The following question below asks to find a vector $w$ and then a vector $u_{3}$ given a set of vectors and the information provided below. The vector calculations I can manage, but I seem to be getting tripped up on the orthonormal condition that the question asks for.
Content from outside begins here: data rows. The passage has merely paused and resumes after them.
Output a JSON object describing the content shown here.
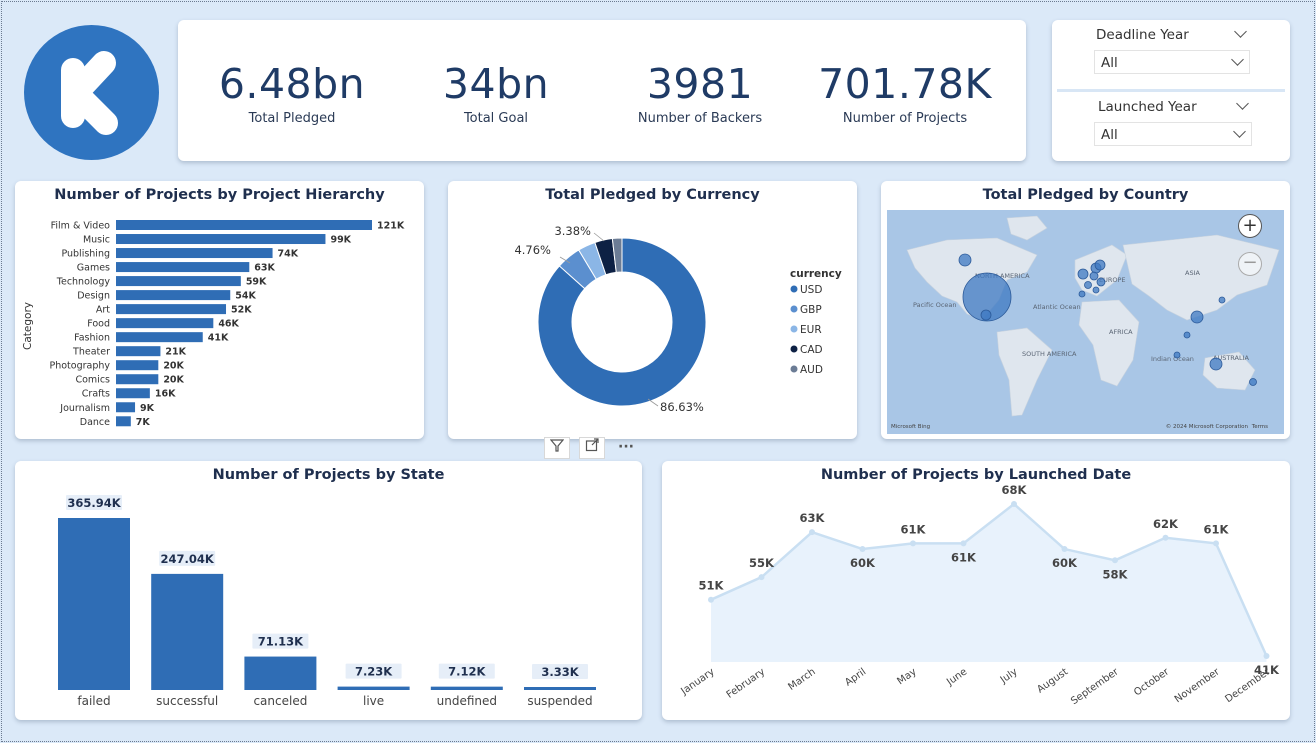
{
  "logo": {
    "letter": "K",
    "color": "#2f74c0"
  },
  "kpis": [
    {
      "value": "6.48bn",
      "label": "Total Pledged"
    },
    {
      "value": "34bn",
      "label": "Total Goal"
    },
    {
      "value": "3981",
      "label": "Number of Backers"
    },
    {
      "value": "701.78K",
      "label": "Number of Projects"
    }
  ],
  "slicers": {
    "deadline": {
      "title": "Deadline Year",
      "value": "All"
    },
    "launched": {
      "title": "Launched Year",
      "value": "All"
    }
  },
  "colors": {
    "primary": "#2f6db5",
    "accent": "#1f3b66",
    "area": "#e8f2fc",
    "line": "#c9dff2"
  },
  "chart_data": [
    {
      "type": "bar",
      "orientation": "horizontal",
      "title": "Number of Projects by Project Hierarchy",
      "ylabel": "Category",
      "categories": [
        "Film & Video",
        "Music",
        "Publishing",
        "Games",
        "Technology",
        "Design",
        "Art",
        "Food",
        "Fashion",
        "Theater",
        "Photography",
        "Comics",
        "Crafts",
        "Journalism",
        "Dance"
      ],
      "values": [
        121,
        99,
        74,
        63,
        59,
        54,
        52,
        46,
        41,
        21,
        20,
        20,
        16,
        9,
        7
      ],
      "labels": [
        "121K",
        "99K",
        "74K",
        "63K",
        "59K",
        "54K",
        "52K",
        "46K",
        "41K",
        "21K",
        "20K",
        "20K",
        "16K",
        "9K",
        "7K"
      ]
    },
    {
      "type": "pie",
      "variant": "donut",
      "title": "Total Pledged by Currency",
      "legend_title": "currency",
      "legend_position": "right",
      "categories": [
        "USD",
        "GBP",
        "EUR",
        "CAD",
        "AUD"
      ],
      "values": [
        86.63,
        4.76,
        3.38,
        3.4,
        1.83
      ],
      "colors": [
        "#2f6db5",
        "#5b8fcf",
        "#8bb6e6",
        "#0d2144",
        "#6b7c95"
      ],
      "shown_labels": [
        {
          "category": "USD",
          "text": "86.63%"
        },
        {
          "category": "GBP",
          "text": "4.76%"
        },
        {
          "category": "EUR",
          "text": "3.38%"
        }
      ]
    },
    {
      "type": "map",
      "title": "Total Pledged by Country",
      "regions": [
        "NORTH AMERICA",
        "EUROPE",
        "ASIA",
        "AFRICA",
        "SOUTH AMERICA",
        "Pacific Ocean",
        "Atlantic Ocean",
        "Indian Ocean",
        "AUSTRALIA"
      ],
      "footer": [
        "Microsoft Bing",
        "© 2024 Microsoft Corporation",
        "Terms"
      ]
    },
    {
      "type": "bar",
      "title": "Number of Projects by State",
      "categories": [
        "failed",
        "successful",
        "canceled",
        "live",
        "undefined",
        "suspended"
      ],
      "values": [
        365.94,
        247.04,
        71.13,
        7.23,
        7.12,
        3.33
      ],
      "labels": [
        "365.94K",
        "247.04K",
        "71.13K",
        "7.23K",
        "7.12K",
        "3.33K"
      ]
    },
    {
      "type": "area",
      "title": "Number of Projects by Launched Date",
      "categories": [
        "January",
        "February",
        "March",
        "April",
        "May",
        "June",
        "July",
        "August",
        "September",
        "October",
        "November",
        "December"
      ],
      "values": [
        51,
        55,
        63,
        60,
        61,
        61,
        68,
        60,
        58,
        62,
        61,
        41
      ],
      "labels": [
        "51K",
        "55K",
        "63K",
        "60K",
        "61K",
        "61K",
        "68K",
        "60K",
        "58K",
        "62K",
        "61K",
        "41K"
      ]
    }
  ]
}
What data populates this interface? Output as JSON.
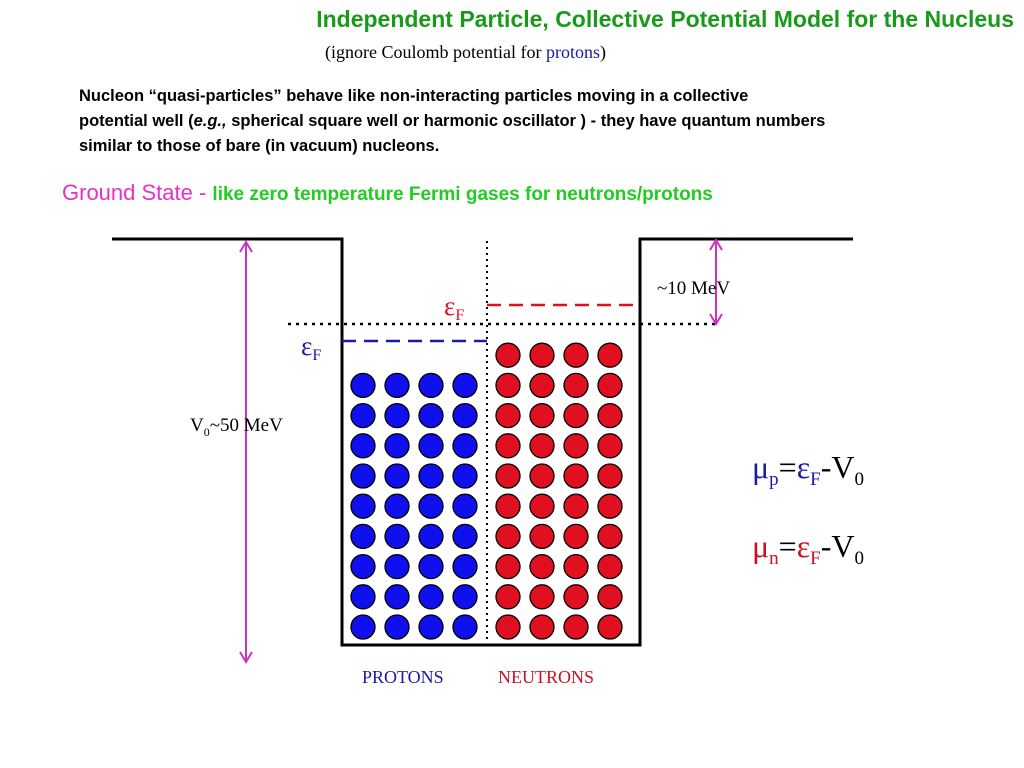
{
  "slide": {
    "title": "Independent Particle, Collective Potential Model for the Nucleus",
    "subtitle_prefix": "(ignore Coulomb potential for ",
    "subtitle_highlight": "protons",
    "subtitle_suffix": ")",
    "paragraph": {
      "line1": "Nucleon “quasi-particles” behave like non-interacting particles moving in a collective",
      "line2_a": "potential well (",
      "line2_italic": "e.g.,",
      "line2_b": " spherical square well or harmonic oscillator ) - they have quantum numbers",
      "line3": "similar to those of bare (in vacuum) nucleons."
    },
    "ground_state_lead": "Ground State - ",
    "ground_state_rest": "like zero temperature Fermi gases for neutrons/protons"
  },
  "diagram": {
    "fermi_symbol": "ε",
    "fermi_subscript": "F",
    "depth_symbol": "V",
    "depth_subscript": "0",
    "depth_value": "~50 MeV",
    "separation_label": "~10 MeV",
    "mu_symbol": "μ",
    "mu_p_subscript": "p",
    "mu_n_subscript": "n",
    "equation_rest": "-V",
    "equals": "=",
    "protons_label": "PROTONS",
    "neutrons_label": "NEUTRONS",
    "proton_grid": {
      "rows": 9,
      "cols": 4
    },
    "neutron_grid": {
      "rows": 10,
      "cols": 4
    },
    "colors": {
      "proton": "#1010ee",
      "neutron": "#e01020",
      "magenta": "#d030c0",
      "proton_text": "#1a1aa6",
      "neutron_text": "#cc1020"
    }
  }
}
Any advice or tips on approaching this problem would be highly appreciated.
Given the vectors;
$$ u_{1}=\frac{1}{\sqrt{3}} \begin{bmatrix}
1 \\
-1 \\
1
\end{bmatrix},\ u_{2}=\frac{1}{\sqrt{6}} \begin{bmatrix}
1 \\
2 \\
1
\end{bmatrix},\
v= \begin{bmatrix}
1 \\
2 \\
3
\end{bmatrix}$$
Calculate the vector
$$ w = v − \langle v,u_{1} \rangle u_{1} – \langle v,u_{2} \rangle u_{} $$
and hence find a vector $u_{3} ∈ R^{3}$, such that $ \{ u1, u2, u3 \} $ is an orthonormal set of vectors.
Best Answer
If you have computed $w$, then you're almost done: the set$$\left\{u_1,u_2,\frac w{\lVert w\rVert}\right\}$$will be an orthonormal set of vectors.